I hold him to my breast and ask about his day just as I did his brother. he nods his head to tell me what he liked and I feel his heart beat content

“pool pool” he calls out wether it is the bathtub, pool or ocean, he just wants to be in the water. little blond head bobbing between green floaties. we climb out of the water, pop him in a towel and I trudge home shivering with my dripping bundle. home and we eat popsicles melting as the sun warms us

he adores Nemo with an undying love that borders on obsession. considers all fishies his brothers and requires numerous stories about “fishties” to be read to him. killer whales and sharks are “rawrs” pronounced with the most adorable growl I have personally ever heard

when a train zooms past he screams “frain frain” and wants everyone to stop and furiously make the baby sign for locomotive with their hands

“dog gee, dog gee. dog gee!” he is obsessed. lives to see them and crawls with his pink tongue out, my pretend puppy

he is a momma’s boy who adores his daddy. in awe  of the big man that is so tender with him and flies a “brrrrrr”, asking for a honk as he drives away in the morning, rushing for a hug the minute daddy walks in the door at night

he thinks his brothers are superhero giants, but also is convinced that he rules the world

when he does need something he says help me in the cutest, most pathetic voice you have ever heard “he me, he me”

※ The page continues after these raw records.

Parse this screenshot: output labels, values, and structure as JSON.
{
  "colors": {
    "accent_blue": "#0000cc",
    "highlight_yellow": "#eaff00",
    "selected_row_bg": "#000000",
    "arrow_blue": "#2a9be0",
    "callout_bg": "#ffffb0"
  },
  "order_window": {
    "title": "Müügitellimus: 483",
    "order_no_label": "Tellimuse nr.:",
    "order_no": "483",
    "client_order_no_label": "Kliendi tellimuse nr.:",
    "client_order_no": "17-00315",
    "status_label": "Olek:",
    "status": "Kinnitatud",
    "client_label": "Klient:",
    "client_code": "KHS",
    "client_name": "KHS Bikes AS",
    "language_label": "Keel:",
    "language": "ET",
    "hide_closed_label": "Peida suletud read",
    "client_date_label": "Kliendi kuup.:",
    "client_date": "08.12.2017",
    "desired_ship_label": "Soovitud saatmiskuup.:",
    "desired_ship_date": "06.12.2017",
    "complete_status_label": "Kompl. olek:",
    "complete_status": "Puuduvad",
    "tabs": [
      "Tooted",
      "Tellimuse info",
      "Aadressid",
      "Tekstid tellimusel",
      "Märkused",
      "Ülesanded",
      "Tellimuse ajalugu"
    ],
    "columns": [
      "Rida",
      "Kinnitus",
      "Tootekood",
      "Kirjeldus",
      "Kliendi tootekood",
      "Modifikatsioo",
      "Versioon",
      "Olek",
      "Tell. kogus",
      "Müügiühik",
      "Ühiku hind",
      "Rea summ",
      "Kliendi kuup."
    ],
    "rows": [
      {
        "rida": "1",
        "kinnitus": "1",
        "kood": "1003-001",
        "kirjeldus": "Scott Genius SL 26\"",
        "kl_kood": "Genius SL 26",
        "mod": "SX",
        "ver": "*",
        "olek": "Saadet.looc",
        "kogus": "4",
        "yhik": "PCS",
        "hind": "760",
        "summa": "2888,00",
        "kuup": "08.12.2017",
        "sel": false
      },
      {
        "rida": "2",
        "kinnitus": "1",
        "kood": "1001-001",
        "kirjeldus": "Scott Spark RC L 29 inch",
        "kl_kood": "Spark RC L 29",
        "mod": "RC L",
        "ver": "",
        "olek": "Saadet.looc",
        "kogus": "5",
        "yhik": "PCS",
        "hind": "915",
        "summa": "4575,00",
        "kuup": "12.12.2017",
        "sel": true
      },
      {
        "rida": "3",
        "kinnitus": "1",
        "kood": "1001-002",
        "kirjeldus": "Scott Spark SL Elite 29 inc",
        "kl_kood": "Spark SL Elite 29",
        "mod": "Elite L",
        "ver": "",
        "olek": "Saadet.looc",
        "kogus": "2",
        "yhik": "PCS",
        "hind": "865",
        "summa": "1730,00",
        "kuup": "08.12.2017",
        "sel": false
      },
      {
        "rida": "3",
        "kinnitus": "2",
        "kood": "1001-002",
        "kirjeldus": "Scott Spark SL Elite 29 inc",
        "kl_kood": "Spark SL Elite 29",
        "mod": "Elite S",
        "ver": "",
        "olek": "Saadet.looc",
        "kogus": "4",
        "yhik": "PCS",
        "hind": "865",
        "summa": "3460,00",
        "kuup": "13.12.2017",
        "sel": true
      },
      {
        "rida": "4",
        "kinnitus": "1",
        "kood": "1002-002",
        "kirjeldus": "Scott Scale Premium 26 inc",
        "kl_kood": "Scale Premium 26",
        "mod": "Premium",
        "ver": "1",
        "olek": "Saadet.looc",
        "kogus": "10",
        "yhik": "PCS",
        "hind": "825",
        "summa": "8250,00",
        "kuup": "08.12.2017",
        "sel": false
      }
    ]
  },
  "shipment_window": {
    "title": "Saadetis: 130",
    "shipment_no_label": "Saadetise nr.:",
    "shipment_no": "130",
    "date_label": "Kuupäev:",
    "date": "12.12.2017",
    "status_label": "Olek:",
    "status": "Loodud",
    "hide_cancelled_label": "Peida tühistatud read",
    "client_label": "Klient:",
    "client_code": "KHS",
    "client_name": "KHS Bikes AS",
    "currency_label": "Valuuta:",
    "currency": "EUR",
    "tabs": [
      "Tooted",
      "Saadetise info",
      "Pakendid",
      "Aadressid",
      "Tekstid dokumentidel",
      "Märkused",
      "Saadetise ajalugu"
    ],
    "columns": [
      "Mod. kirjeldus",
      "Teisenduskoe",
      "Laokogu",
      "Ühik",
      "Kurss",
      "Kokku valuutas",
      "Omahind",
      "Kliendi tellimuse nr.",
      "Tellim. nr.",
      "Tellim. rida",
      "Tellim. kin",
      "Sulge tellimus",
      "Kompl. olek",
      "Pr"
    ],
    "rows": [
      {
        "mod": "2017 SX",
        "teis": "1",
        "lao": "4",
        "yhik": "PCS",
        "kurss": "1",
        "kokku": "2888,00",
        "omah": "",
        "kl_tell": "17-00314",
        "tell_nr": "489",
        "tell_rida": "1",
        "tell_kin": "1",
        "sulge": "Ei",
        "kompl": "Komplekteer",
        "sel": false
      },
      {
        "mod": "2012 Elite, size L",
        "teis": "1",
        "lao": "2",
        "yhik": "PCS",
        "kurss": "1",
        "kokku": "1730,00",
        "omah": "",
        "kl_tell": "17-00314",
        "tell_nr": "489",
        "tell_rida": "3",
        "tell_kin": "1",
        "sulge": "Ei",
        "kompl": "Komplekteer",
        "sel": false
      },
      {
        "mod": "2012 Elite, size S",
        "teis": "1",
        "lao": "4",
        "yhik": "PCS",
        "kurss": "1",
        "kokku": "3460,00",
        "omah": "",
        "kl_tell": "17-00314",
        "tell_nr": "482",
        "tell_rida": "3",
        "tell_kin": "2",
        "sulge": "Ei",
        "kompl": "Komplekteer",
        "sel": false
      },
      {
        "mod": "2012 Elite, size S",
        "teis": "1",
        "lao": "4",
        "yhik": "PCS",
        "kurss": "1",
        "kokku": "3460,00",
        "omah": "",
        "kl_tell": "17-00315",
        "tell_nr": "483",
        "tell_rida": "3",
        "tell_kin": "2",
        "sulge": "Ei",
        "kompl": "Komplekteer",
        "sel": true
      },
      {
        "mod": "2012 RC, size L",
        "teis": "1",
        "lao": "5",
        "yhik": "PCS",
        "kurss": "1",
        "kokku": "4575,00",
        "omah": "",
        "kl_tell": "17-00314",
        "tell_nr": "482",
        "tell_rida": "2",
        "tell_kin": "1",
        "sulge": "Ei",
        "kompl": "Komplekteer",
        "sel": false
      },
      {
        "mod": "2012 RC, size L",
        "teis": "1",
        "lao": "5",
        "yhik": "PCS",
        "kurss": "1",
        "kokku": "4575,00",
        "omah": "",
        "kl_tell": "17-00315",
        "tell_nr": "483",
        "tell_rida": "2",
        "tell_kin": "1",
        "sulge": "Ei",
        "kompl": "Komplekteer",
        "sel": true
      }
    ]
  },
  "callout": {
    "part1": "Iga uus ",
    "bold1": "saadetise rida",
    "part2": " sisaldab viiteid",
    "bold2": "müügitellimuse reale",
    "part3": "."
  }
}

he gobbles up little mandarin oranges like they are candy

his favorite is waking up and climbing into bed to “feep” between mommy and daddy, blanket tucked under his chin, he’s actually still for a half a moment

“yummineee”

his munchie little toes are reason enough to live and his tummy sticks out just so

he is a dinosaur/monster fierce, wreaking havoc on all who cross his path in the living room

his soul knows saltwater and seabreeze, sundrenched days and winding garden paths

picking cherry tomatoes and strawberrdies off the potted plants in our backyard. he holds the fruit to the sky, announcing “dono” and quickly pops them in his mouth

if we forget to join hands and pray before we eat he stretches out his tiny fingers and calls out “pay”, smiles as daddy thanks God for the food, for our family and Jeremiah – his face lights up, we say amen and he throws his arms in the air rejoicing

he cares so deeply when anyone gets hurt, gently touches their owie, whispering “uh ow” his eyes and voice filled with concern and sadness for their pain

besides mommy the other love of his life is spaghetti

every night daddy and I tuck his brothers into bed while he runs crazy down the hall, then books in the rocking chair, his head on our shoulder we sing amazing grace, lay him down, pat his back singing give me joy in my heart, a kiss on the head and wonder at his legs stretching ever longer across the sheets

He is more than all this. but I fumble at the essence and scratch down a few bits to return to when he is flown out into life. And amidst diapers and temper tantrums (yes even this angel sometimes has them) tiredness and my constant falling short I revel in this motherhood. I hold my blond boy close and try to walk this journey with him openhanded, so that he may find paths his own. If I could catch up all the perfection I would and strain from it the faults. But I know the only way I will ever keep his heart close is to simply sit in contentment, each moment as it comes.